A print of Paul Gustave Fischer Golf Players at Copenhagen Golf Club 1860 Paul Fischer belongs to the fourth generation of Fischers to live in Denmark. This Jewish family originally came from Poland. The family was upper middle class; Paul’s father had started as a painter, but later succeeded in the business of manufacturing paints and lacquers.
His formal art education lasted only a short time in his mid teens when he spent two years at the Royal Danish Academy of Art in Copenhagen.
Fischer began to paint when he was still young, guided by his father. It was thanks to a painting he had published in Ude og Hjemme that his reputation began to evolve as he came in contact with young Danish naturalists. His earlier paintings depict city life. For this reason, he has been called “Copenhagen’s painter” or “Københavns maler”. After a stay in Paris from 1891–1895, his colours became richer and lighter. It was not long before Fischer gained fame as a painter of cities, not just Copenhagen, but scenes from Scandinavia, Italy and Germany, reaching his zenith between 1890 and 1910. He benefited from contemporaries in Norway and Sweden, especially Carl Larsson. Around this time, he also painted bright, sunny bathing scenes, some with nude women, and developed an interest in posters, inspired by Théophile Steinlen and Henri de Toulouse-Lautrec.
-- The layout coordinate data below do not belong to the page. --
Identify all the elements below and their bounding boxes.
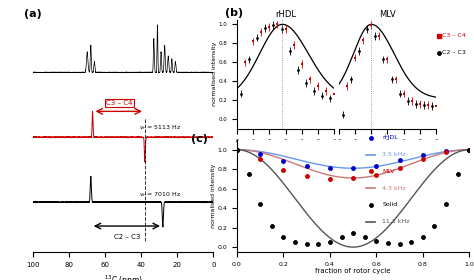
X-axis label: fraction of rotor cycle: fraction of rotor cycle <box>315 268 391 274</box>
Text: Solid: Solid <box>382 202 397 207</box>
Text: C3 – C4: C3 – C4 <box>442 33 465 38</box>
Text: (b): (b) <box>225 8 243 18</box>
Text: 3.5 kHz: 3.5 kHz <box>382 152 406 157</box>
Y-axis label: normalised intensity: normalised intensity <box>212 42 217 106</box>
Text: C2 – C3: C2 – C3 <box>114 234 140 240</box>
X-axis label: $^{13}$C (ppm): $^{13}$C (ppm) <box>104 273 143 280</box>
Text: $\nu_r$ = 5113 Hz: $\nu_r$ = 5113 Hz <box>138 123 181 132</box>
Text: C2 – C3: C2 – C3 <box>442 50 465 55</box>
Text: (c): (c) <box>191 134 208 144</box>
Text: $\nu_r$ = 7010 Hz: $\nu_r$ = 7010 Hz <box>138 190 181 199</box>
Y-axis label: normalised intensity: normalised intensity <box>211 164 216 228</box>
Text: (a): (a) <box>24 9 42 19</box>
Text: MLV: MLV <box>382 169 395 174</box>
Text: 4.3 kHz: 4.3 kHz <box>382 186 406 191</box>
Text: 11.3 kHz: 11.3 kHz <box>382 219 410 224</box>
X-axis label: τ (ms): τ (ms) <box>274 149 297 156</box>
X-axis label: τ (ms): τ (ms) <box>376 149 399 156</box>
Text: rHDL: rHDL <box>382 135 398 140</box>
Title: MLV: MLV <box>379 10 396 19</box>
Text: C3 – C4: C3 – C4 <box>107 100 133 106</box>
Title: rHDL: rHDL <box>275 10 296 19</box>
During the period when he actively painted, Danish art was dominated by Laurits Tuxen. Despite Fischer’s lack of critical recognition during his lifetime, his art sold well. One major event in which he succeeded over Tuxen was when Sweden transferred the sovereignty of Norway back to the Norwegians – Fischer rather than Tuxen got the commission from the King of Norway to paint the event.